Another great example is counting or timing HTTP requests. Without tags, the metric name needs to contain all the things you want to be able to count by, e.g.

%HOST.http.request.%METHOD.%PATH.%STATUS_CODE

Then if you want to look at all requests to a particular path, you fill in the other variables with wildcards, e.g. *.http.request.*.some_path.*. Disaggregate the metric name in the application, and aggregate in the query.

With tags, the metric name can be much simpler, e.g.

http.request#host:%HOST,method:%METHOD,path:%PATH,status:%STATUS

Using a single metric with several tags means that counting sum(http.request) will give us the total number of requests, and we can dig further by specifying more tags.
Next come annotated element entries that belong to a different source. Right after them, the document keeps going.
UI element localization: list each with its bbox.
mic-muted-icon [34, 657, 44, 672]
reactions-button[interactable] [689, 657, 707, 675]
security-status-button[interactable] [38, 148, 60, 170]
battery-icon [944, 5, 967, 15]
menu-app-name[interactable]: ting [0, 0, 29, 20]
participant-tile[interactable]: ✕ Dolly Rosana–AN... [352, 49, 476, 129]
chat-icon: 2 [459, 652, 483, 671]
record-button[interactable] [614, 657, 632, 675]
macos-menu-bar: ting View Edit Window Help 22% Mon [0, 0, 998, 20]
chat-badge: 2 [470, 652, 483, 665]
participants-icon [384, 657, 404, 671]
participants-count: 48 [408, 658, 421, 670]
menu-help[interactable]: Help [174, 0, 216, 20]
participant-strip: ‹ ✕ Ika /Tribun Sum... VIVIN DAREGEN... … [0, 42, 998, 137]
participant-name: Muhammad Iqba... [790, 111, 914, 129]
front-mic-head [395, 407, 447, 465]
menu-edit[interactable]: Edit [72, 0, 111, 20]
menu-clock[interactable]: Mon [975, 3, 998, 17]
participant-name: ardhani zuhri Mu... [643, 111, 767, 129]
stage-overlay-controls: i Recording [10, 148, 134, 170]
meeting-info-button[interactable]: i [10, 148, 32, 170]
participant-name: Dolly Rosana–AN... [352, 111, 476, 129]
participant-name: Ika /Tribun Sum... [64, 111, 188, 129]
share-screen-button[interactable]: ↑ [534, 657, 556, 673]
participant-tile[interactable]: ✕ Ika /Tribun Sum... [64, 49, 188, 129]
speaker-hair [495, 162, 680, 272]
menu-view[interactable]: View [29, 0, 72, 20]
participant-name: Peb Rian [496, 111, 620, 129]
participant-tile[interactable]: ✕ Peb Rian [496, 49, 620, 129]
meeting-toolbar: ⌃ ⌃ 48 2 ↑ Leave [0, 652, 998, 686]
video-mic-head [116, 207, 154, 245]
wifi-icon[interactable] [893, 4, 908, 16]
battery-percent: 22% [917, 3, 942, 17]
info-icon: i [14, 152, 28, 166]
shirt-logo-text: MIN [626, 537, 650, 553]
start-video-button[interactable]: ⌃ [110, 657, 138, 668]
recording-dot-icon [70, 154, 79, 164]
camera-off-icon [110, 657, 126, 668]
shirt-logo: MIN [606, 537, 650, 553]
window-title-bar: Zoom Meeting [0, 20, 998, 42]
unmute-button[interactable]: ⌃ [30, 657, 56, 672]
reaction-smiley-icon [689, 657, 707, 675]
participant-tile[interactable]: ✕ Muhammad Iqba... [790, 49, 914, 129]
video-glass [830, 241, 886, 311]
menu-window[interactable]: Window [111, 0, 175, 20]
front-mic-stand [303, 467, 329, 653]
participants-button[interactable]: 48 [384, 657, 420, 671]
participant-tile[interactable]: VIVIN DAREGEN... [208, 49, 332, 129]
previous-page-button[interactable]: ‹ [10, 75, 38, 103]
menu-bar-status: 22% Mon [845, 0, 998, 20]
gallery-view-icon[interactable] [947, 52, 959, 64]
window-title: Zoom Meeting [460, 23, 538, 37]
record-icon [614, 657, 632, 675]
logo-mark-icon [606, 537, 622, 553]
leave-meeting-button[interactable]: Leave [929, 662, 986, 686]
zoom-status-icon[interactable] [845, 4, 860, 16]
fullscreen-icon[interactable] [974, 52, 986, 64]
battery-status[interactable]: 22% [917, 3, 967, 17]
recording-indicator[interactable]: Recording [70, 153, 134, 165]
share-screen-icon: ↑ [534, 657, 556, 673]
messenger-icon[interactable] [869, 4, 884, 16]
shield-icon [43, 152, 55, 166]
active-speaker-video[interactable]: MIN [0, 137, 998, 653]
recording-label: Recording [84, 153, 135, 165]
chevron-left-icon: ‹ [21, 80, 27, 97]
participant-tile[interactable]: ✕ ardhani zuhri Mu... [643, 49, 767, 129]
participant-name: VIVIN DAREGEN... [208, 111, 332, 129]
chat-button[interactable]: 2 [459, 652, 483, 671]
We aggregate by the metric name, and later disaggregate in the query.

That's why it's critically important to understand from both the client and the server whether or not tags are supported. The StatsD server and other implementations of the original protocol don't support tags, and so the client I maintain does not, either. If you named a metric expecting to use tags to disaggregate it later, you would lose data—if the metric was recorded at all.

(The true purpose of this post is that I wanted this idea somewhere easier to find than buried in Github issues or the statsd client docs.)